The UAW was Right to Appeal the Election Decision in Tennessee
I was glad to see the United Auto Workers (UAW) file objections with the National Labor Relations Board (NLRB) over the nasty campaign by anti-union Tennessee politicians to affect the results of the union election at Volkswagen last week. It would be so enlightening for the NLRB to question Sen. Corker (R-Tenn.) under oath about his alleged conversations with the “real decision makers” at VW, the supposed source of his threat/promise that voting in the UAW would doom the VW plant’s hopes for expansion. Was Corker lying, or were VW executives breaking their neutrality agreement with the UAW and using Corker to help defeat the union? If he was VW’s secret agent, the election should be set aside.
Several other Tennessee legislators made threats, as well. Moshe Marvit of In These Times collected a few of them:
“State Senator Bo Watson in a press conference two days before voting began [stated:] “Should the workers at Volkswagen choose to be represented by the United Auto Workers, then I believe any additional incentives from the citizens of the state of Tennessee for expansion or otherwise will have a very tough time passing the Tennessee Senate,” Watson said. Three other prominent Republican politicians in the state—Tennessee House Majority Leader Gerald McCormick along with Jack Johnson and Mark Green, the chairman and vice-chairman, respectively, of the state Senate Commerce and Labor Committee—weighed in with warnings of the consequences to the community and state should the workers vote to unionize.”
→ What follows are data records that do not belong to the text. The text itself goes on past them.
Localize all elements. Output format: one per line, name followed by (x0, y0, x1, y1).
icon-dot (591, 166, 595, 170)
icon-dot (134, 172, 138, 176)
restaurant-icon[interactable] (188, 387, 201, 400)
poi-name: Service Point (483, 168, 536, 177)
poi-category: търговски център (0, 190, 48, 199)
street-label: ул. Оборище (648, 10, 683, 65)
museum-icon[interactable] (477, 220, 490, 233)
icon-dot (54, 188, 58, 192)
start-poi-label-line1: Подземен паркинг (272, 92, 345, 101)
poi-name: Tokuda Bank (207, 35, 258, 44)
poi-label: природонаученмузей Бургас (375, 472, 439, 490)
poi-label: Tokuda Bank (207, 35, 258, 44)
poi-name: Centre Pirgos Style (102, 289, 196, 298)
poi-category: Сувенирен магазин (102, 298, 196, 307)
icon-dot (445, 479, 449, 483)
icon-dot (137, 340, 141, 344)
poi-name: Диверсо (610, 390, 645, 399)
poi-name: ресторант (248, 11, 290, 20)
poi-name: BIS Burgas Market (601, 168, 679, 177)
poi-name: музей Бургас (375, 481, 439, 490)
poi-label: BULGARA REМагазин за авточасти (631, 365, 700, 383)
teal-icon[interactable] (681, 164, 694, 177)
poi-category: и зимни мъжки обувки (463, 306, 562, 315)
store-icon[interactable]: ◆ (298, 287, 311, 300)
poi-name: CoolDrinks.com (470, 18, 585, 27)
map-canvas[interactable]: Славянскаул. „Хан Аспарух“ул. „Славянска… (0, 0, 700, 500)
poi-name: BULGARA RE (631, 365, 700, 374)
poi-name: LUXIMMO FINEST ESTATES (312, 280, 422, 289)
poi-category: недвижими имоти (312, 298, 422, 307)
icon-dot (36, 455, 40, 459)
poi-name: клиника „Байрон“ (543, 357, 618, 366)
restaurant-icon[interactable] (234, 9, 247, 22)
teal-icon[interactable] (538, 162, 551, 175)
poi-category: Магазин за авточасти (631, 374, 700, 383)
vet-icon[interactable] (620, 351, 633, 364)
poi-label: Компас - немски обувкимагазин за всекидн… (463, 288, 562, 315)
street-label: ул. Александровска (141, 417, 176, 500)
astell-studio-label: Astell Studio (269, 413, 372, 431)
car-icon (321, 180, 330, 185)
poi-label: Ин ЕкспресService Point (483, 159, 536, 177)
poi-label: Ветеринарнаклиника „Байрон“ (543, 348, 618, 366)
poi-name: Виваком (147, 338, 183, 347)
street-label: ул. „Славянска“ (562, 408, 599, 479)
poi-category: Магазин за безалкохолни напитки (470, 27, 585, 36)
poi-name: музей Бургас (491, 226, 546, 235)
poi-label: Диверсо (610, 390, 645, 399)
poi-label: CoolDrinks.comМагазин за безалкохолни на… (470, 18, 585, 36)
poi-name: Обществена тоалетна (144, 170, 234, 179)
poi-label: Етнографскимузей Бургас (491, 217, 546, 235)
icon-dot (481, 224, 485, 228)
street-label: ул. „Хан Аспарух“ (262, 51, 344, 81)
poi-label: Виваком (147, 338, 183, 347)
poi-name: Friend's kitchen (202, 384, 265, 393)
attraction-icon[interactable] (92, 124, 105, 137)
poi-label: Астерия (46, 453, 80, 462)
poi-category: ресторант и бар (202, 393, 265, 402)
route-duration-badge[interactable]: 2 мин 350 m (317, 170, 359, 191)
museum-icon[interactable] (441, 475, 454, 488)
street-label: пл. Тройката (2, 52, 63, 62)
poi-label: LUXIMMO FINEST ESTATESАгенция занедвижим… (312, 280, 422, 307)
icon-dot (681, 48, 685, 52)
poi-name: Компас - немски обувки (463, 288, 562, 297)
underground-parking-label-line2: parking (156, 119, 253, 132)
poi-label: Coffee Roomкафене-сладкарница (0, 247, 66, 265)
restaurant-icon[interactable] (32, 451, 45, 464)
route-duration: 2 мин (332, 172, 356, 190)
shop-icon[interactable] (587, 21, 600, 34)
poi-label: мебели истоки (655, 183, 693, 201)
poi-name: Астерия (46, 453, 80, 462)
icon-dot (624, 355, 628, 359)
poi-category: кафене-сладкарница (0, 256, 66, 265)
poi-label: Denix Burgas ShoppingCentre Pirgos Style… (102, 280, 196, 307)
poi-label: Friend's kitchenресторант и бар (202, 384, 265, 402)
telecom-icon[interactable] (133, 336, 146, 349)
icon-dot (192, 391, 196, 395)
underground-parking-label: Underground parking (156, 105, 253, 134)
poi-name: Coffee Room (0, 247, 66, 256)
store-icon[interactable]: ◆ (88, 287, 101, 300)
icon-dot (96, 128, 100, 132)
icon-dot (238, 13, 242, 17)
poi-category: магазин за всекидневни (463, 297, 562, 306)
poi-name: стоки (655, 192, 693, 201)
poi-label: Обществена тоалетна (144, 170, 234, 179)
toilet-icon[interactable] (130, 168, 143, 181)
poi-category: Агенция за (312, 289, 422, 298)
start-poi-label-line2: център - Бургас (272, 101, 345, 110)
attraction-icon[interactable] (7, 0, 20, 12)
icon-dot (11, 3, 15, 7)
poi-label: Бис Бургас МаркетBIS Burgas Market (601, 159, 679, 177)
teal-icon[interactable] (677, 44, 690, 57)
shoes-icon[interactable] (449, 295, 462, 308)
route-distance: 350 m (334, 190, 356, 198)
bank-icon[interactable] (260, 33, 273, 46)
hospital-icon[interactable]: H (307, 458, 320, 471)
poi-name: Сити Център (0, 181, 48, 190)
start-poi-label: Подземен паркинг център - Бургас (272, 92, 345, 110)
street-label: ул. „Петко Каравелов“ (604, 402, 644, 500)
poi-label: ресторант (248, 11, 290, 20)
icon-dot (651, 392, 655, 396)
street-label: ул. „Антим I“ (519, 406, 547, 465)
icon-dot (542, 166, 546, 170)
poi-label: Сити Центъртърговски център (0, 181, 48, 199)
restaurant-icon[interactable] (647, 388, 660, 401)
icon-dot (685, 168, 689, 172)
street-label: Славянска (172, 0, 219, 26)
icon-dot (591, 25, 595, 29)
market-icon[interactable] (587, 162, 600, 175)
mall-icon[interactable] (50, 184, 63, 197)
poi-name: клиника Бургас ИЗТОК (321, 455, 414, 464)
The rest of the campaign against the UAW—from Grover Norquist’s billboards to the mysteriously funded Southern Momentum “grassroots” anti-union group—was not obviously illegal, but it made offensive and ignorant claims that should have been answered. Blaming Detroit’s financial woes on the UAW is ludicrous, since it was the Big 3 that abandoned Detroit and moved their capital everywhere else, not the union. When the companies disinvested in Detroit, they weren’t doing it to escape the UAW, either: The union followed the Big 3 wherever they went, until they moved to Mexico and Asia. But the UAW had no say in the auto companies’ investment decisions; the law reserves that power exclusively to management. Even blaming the UAW for the Big 3’s financial woes is stupid: if high wages wrecked the Big 3, why didn’t the even higher wages bargained by German unions wreck BMW, Mercedes and VW?
This story hasn’t ended and I, for one, am ready for a new chapter.